The verdict comes the day after US Secretary of State John Kerry visited Cairo to meet with President Abdel Fattah al-Sisi and Foreign Minister Sameh Shukry. During the meeting, news media reported, Kerry said he was "absolutely confident" that the US would soon restore suspended aid to Egypt, noting that President al-Sisi "gave me a very strong sense of his commitment" to "a re-evaluation of the judicial process."
"Sentencing three professional journalists to years in prison on the basis of zero evidence of wrongdoing shows how Egypt's judges have been caught up in the anti-Muslim Brotherhood hysteria fostered by President al-Sisi," said Joe Stork, deputy Middle East director at Human Rights Watch. "Egypt is punishing people for exercising basic rights that are essential to any democratic transition, and US legislation requires progress on those rights before the Obama administration can certify additional military aid."
The Al Jazeera English bureau chief, Mohamed Fahmy, a dual Canadian-Egypt national, and a correspondent, Peter Greste, an Australian, were each sentenced to seven years in prison, and Baher Mohamed, an Egyptian, was sentenced to 10 years. The charges included editing video footage to falsely "give the appearance Egypt is in a civil war," operating broadcast equipment without a license, and membership in and support for a "terrorist organization." Human Rights Watch reviewed the material prosecutors presented in court and spoke with independent observers who monitored the trial and found no evidence indicating any criminal wrongdoing.
The men were arrested on December 29, 2013, and have been detained since.

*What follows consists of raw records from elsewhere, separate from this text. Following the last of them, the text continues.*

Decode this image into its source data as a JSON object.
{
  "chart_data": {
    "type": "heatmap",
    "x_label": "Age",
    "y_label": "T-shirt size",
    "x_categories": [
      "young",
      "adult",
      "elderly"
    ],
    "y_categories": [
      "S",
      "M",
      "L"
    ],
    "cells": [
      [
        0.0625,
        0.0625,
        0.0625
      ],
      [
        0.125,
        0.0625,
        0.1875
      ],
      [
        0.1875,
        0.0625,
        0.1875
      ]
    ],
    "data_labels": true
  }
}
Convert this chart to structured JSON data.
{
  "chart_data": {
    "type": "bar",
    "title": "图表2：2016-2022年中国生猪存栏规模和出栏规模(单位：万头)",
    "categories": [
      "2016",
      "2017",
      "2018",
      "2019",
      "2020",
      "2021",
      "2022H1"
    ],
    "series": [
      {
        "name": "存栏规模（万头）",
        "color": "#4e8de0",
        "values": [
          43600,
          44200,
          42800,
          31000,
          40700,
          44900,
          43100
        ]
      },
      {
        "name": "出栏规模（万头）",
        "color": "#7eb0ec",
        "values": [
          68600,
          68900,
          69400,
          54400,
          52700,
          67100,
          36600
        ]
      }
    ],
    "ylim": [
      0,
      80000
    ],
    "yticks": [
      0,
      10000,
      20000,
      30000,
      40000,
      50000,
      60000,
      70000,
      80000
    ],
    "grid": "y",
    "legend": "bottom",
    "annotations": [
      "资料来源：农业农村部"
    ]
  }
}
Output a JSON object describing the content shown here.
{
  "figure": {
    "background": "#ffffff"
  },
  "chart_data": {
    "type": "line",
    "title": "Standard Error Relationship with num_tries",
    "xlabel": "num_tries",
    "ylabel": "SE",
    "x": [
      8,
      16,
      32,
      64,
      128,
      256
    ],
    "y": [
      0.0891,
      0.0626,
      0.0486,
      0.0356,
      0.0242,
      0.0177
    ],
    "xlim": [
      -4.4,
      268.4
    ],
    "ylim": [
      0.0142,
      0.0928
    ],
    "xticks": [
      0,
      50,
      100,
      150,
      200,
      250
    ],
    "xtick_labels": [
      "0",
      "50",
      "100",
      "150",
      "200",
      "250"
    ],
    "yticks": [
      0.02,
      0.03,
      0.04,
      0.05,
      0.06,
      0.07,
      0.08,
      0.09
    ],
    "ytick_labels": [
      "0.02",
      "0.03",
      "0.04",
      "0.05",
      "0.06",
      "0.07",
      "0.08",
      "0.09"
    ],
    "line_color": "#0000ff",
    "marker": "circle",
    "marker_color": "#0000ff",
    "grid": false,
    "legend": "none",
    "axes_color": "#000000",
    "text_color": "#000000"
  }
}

The court sentenced 11 other journalists and opposition members in absentia to 10 years behind bars. Four other co-defendants in the case also received seven-year sentences, while two others were acquitted.
Fahmy, Greste, and Mohamed are among at least 15 journalists in detention in Egypt, according to the Committee to Protect Journalists.
These convictions should be quashed, charges dropped, and the journalists immediately released, Human Rights Watch said.
In a separate mass trial today, Aswat Masriya reported, a court sentenced 238 alleged Muslim Brotherhood supporters to prison, some to life, on charges stemming from violence in the Dakahlia province last summer that killed two people.
"Unfortunately, today's verdict is not an aberration," Stork said. "In President al-Sisi's Egypt, simply practicing professional journalism is a crime, and the new constitution's guarantees of free expression are not worth the paper they're written on."